Mary Queen of Scots timeline – facts about the life of Mary Queen of Scots
Explore the life of Mary Queen of Scots, with our timeline of key events in the life of the Stewart queen.
8 December 1542
Mary is born at Linlithgow Palace, the daughter of James V of Scotland and his second wife Marie de Guise.
14 December 1542
James V is killed following the Battle of Solway Moss, leaving Mary as queen of Scotland at six days of age.
9 September 1543
Mary is crowned at Stirling Castle, a building which was a favourite with the Stewarts, and which Mary would visit many times. Stirling was chosen because of its position as one of the most secure locations within the kingdom.
9 September 1547
Mary arrives for a stay at Inchmahome Priory during the ‘rough wooing’ during which Henry VIII of England tried to force a marriage between Mary and his son Edward.
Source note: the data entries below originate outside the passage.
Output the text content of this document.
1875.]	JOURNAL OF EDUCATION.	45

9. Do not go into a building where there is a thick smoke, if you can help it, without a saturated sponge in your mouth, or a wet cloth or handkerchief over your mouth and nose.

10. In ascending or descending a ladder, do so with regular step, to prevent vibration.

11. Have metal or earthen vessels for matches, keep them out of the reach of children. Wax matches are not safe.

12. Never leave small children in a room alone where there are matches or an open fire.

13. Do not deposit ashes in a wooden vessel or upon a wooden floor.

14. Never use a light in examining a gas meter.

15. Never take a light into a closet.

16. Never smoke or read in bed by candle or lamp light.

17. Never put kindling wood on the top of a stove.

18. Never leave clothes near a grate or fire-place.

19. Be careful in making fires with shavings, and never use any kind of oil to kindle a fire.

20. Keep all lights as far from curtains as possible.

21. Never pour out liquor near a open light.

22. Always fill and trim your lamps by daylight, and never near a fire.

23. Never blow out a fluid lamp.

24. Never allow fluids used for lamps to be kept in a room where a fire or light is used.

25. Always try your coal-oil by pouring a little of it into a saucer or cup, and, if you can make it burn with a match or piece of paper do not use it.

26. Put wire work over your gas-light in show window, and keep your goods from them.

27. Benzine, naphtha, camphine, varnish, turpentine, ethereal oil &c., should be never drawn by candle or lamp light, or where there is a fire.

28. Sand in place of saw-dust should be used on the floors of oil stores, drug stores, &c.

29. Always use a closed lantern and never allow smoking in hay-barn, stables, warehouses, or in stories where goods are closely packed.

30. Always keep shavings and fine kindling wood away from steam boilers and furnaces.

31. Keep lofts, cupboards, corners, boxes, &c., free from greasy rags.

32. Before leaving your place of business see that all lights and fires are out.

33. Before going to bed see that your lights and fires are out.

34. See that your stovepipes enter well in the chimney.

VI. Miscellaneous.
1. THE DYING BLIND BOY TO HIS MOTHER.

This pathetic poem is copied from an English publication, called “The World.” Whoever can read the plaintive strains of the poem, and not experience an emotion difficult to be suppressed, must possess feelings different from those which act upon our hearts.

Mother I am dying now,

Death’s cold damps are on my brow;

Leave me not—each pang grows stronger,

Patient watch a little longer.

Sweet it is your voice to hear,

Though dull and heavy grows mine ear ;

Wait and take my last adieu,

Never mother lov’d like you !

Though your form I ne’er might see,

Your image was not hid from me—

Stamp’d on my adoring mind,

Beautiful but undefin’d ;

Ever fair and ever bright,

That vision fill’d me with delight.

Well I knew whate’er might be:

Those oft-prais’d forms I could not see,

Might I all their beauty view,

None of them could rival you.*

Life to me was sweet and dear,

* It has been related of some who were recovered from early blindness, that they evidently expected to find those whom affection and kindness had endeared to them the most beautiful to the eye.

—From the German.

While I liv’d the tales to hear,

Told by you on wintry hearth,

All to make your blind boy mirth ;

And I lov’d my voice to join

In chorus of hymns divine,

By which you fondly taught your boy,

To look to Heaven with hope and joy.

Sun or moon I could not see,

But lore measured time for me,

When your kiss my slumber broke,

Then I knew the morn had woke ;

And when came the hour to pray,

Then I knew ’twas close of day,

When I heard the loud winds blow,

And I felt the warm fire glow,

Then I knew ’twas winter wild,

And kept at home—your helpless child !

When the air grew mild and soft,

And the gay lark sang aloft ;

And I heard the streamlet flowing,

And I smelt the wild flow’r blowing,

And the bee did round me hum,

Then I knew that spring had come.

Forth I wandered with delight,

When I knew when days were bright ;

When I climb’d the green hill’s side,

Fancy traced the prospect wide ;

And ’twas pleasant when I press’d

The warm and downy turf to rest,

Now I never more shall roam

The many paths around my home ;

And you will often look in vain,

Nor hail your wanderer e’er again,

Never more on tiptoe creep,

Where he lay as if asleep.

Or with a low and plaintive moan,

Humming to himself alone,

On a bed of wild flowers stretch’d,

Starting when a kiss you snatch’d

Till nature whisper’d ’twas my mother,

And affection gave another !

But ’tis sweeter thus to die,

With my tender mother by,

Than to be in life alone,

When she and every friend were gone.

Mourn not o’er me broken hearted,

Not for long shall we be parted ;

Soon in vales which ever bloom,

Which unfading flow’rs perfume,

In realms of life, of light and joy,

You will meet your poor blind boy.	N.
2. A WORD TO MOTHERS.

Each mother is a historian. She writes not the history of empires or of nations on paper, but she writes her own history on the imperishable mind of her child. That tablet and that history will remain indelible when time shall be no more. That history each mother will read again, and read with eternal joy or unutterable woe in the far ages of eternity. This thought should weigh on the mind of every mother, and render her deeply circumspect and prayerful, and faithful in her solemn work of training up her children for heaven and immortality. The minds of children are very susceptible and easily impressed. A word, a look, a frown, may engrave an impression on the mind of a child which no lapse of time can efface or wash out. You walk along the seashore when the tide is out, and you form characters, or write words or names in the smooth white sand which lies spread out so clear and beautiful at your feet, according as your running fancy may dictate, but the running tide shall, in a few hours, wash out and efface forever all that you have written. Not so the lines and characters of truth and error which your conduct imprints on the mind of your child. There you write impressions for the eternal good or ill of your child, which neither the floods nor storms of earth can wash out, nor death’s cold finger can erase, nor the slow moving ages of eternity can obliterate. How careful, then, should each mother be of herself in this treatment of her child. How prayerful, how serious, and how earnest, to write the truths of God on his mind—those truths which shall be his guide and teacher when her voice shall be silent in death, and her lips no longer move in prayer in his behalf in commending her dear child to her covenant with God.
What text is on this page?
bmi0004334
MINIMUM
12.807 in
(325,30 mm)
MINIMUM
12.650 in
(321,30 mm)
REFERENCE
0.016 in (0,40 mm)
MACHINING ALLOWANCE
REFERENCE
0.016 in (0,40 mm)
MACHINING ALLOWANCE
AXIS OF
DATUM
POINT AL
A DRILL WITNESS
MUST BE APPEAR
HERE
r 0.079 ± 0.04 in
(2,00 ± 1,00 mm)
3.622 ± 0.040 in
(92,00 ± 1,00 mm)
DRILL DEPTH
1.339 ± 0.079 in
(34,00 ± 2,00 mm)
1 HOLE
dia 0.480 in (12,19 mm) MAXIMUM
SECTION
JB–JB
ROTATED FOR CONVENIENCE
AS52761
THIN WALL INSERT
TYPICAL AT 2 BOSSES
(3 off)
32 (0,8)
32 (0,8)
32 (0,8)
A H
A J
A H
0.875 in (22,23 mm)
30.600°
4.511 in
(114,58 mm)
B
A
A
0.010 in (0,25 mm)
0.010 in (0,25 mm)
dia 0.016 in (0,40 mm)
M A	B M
Mary leaves Scotland for France, to be brought up in the royal court in preparation for her marriage to Francis, dauphin of France, under the terms of the Treaty of Haddington. The royal party leave from Dumbarton Castle, with a week-long sea voyage ahead of them.
24 April 1558
Mary marries Francis in Notre Dame de Paris.
10 July 1559
Henry II of France dies, leaving Francis as king of France and Mary his queen.
5 December 1560
Francis II dies and the French throne passes to his brother Charles. His death comes just months after that of Mary’s mother Marie de Guise, who died on 11 June in Edinburgh Castle.
19 August 1561
Mary returns from France to Scotland, arriving at the Port of Leith.
29 July 1565
Mary marries her second husband, Henry Lord Darnley, a marriage which will prove unpopular with Mary’s advisors and courtiers, as well as with Elizabeth I of England, because of the pair’s individual claims to the English throne – both Darnley and Mary were descendants of Henry VII of England.
19 June 1566
Mary gives birth to a son, the future James VI. The prince is born at Edinburgh Castle, again chosen for its secure position.
15 October 1566
Mary’s horseback journey to Jedburgh is interrupted with the news that the Earl of Bothwell has been injured. She undertakes what became an infamous horseback ride to the earl, who later become her third husband.
10 February 1567
Darnley is found murdered, presumed suffocated, at Kirk o’Field in Edinburgh, after escaping an explosion in the house where he was staying. Mary had been attending wedding celebrations and was accused of involvement in Darnley’s death. Although Mary is accused of involvement in the murder, the prime suspect is the Earl of Bothwell, who within weeks will be Mary’s husband.
24 April 1567
Mary is abducted, either forcibly or willingly, by James Hepburn, Earl of Bothwell and taken to Dunbar Castle. The pair travelled to Edinburgh together and are married in a Protestant ceremony on 15 May.
24 July 1567
Mary is forced to abdicate in favour of her infant son James, whilst staying at Loch Leven Castle. In May 1568, she was able to escape her island prison with the help of George Douglas, and set about trying to gather support.
16 May 1568
Mary is defeated at the Battle of Langside and flees to England, hoping for the support of her cousin Elizabeth I of England. Little does Mary know that this is the start of a 19-year imprisonment and she will never be granted an audience with her kinswoman.
Mary arrives at Tutbury Castle in Staffordshire, which will reputedly become her most hated prison. She is placed in the care of the Earl of Shrewsbury and his wife Bess of Hardwick.
After years of imprisonment, Mary is implicated in the Babington Plot, when she is tricked into agreeing to a plot proposed by Anthony Babington which proposed the assasination of Elizabeth I.
8 February 1587
Mary is executed at Fortheringay Castle in Northamptonshire.